Preserving now for the future

Preserving now for the future

Space archaeology aims at making sure our history isn’t lost to time

Each day that slips by us turns a little more of the present into the past.  The things we are doing today may be aimed at carving a road into the future, but it’s imperative that we don’t let the evidence of our passing get lost and forgotten.  One branch of archaeology, the growing field of space archaeology, is aimed at doing just that.

Recently, archaeologists went out of their way to recover the remains of the Saturn V rockets from the Atlantic Ocean.  As older rockets tended to do, they launched in stages and would leave bits of themselves behind once those parts were no longer useful.  In order to keep them from falling on anyone’s head, the rockets were launched over the ocean.  These pieces of the Saturn V rockets had been sitting in the ocean for more than 50 years now, under threat of being lost forever.  It was up to Jeff Bezos, the founder of the Internet giant Amazon to rescue them.
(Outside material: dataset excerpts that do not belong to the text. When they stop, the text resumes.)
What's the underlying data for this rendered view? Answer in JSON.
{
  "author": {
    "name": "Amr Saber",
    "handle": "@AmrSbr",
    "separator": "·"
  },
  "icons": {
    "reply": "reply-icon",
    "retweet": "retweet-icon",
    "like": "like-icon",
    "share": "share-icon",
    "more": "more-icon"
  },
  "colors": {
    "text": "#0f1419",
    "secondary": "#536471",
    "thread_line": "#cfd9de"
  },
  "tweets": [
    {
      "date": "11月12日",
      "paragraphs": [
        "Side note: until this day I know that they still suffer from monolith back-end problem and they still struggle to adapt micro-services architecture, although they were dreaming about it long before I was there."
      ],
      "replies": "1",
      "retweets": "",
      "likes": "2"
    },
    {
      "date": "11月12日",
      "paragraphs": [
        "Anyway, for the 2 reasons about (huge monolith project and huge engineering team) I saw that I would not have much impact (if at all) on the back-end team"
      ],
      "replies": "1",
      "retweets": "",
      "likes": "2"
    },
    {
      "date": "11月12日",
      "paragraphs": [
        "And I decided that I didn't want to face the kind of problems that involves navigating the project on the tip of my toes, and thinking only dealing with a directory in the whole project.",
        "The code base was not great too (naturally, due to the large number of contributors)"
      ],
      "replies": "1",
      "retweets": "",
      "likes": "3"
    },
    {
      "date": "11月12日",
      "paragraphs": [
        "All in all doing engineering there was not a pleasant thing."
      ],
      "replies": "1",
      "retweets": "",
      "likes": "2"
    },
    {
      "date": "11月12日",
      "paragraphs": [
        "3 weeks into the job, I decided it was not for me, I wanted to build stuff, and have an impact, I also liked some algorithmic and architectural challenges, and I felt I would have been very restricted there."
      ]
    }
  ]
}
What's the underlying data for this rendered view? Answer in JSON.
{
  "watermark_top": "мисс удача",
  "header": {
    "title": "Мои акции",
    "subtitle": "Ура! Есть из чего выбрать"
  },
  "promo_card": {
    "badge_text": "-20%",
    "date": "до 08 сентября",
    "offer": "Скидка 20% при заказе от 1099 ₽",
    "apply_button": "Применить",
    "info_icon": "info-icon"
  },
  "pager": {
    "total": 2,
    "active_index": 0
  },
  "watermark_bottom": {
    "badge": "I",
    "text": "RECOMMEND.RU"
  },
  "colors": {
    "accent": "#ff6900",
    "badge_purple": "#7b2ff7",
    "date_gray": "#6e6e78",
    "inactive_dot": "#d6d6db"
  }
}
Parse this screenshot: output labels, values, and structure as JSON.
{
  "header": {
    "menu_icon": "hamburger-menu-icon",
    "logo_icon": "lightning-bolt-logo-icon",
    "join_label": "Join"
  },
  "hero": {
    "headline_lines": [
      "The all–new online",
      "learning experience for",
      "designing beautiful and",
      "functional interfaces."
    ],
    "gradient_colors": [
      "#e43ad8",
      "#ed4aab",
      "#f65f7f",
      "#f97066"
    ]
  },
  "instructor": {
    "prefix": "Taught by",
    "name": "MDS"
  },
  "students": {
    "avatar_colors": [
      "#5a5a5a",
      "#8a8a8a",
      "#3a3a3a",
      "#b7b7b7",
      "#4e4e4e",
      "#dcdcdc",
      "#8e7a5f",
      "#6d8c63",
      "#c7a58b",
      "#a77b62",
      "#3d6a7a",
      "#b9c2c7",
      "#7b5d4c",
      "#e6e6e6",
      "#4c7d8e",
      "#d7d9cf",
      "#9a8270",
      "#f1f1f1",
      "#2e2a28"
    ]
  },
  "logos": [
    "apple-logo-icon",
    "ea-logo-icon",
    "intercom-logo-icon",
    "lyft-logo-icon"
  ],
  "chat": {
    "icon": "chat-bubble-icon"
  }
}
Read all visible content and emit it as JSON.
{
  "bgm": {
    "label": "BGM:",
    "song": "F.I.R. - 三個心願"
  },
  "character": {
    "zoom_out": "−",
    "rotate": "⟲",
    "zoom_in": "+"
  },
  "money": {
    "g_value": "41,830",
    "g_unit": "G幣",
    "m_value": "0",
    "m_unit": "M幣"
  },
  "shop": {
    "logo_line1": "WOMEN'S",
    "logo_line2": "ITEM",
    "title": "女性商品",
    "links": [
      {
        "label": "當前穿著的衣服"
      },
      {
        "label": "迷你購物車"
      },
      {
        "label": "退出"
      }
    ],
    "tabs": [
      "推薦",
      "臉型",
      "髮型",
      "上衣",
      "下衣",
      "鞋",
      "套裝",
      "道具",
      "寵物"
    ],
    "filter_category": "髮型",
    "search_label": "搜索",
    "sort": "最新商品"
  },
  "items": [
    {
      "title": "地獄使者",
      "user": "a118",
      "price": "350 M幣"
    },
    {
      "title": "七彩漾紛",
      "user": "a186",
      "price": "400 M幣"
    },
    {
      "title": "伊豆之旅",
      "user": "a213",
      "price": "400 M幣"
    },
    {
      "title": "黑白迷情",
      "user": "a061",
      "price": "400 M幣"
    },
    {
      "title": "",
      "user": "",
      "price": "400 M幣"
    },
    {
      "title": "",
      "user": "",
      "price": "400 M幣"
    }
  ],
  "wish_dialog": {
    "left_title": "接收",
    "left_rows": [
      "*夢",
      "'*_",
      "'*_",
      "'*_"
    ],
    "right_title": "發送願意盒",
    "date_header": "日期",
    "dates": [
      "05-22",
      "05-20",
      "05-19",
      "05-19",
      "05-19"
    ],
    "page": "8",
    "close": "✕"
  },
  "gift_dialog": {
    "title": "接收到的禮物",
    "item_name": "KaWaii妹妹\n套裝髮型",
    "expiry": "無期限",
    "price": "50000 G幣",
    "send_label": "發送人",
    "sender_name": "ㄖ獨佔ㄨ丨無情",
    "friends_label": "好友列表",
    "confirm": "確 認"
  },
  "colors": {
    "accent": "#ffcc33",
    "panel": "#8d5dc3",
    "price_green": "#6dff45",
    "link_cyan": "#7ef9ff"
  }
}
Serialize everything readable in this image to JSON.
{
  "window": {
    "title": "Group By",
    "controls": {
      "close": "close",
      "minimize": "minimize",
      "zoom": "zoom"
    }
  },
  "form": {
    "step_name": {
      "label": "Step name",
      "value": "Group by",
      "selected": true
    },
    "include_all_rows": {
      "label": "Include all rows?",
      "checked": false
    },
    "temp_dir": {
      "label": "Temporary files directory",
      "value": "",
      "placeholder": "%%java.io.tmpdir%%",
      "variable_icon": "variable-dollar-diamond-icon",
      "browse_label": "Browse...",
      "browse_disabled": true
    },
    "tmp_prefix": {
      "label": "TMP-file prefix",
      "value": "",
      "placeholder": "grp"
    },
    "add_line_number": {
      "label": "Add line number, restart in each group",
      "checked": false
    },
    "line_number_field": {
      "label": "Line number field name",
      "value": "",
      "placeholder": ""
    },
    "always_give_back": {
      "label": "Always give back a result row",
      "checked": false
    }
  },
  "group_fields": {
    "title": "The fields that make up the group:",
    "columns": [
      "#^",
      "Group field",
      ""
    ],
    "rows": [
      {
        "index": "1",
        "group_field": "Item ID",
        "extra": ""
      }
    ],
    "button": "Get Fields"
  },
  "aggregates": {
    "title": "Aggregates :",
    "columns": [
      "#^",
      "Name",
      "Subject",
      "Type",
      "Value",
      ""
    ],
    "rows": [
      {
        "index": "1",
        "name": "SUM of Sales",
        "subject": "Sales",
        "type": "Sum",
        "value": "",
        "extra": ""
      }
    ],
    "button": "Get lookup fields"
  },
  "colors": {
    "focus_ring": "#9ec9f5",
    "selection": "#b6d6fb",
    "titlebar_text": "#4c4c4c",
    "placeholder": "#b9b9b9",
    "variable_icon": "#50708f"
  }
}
Finding the rockets was no easy task.  This major undertaking employed flight data from the original launch combined with sonar scanning and some undersea robots to seek out the proper location.  Unfortunately, the engines recovered are not complete and the main goal, the recovery of the famous Apollo 11 rockets, has not yet been achieved.  The action of the ocean on the metal made it difficult to figure out exactly which rockets were which.

Bezos won’t get to keep the rocket parts he found, of course, since they’re still technically owned by NASA.  But his motivation wasn’t to grab them up for himself, but to recover and preserve them for prosperity.  His next goal is to see if the rockets can be reassembled so that they can go on display at the Smithsonian space museum for the entire world to see.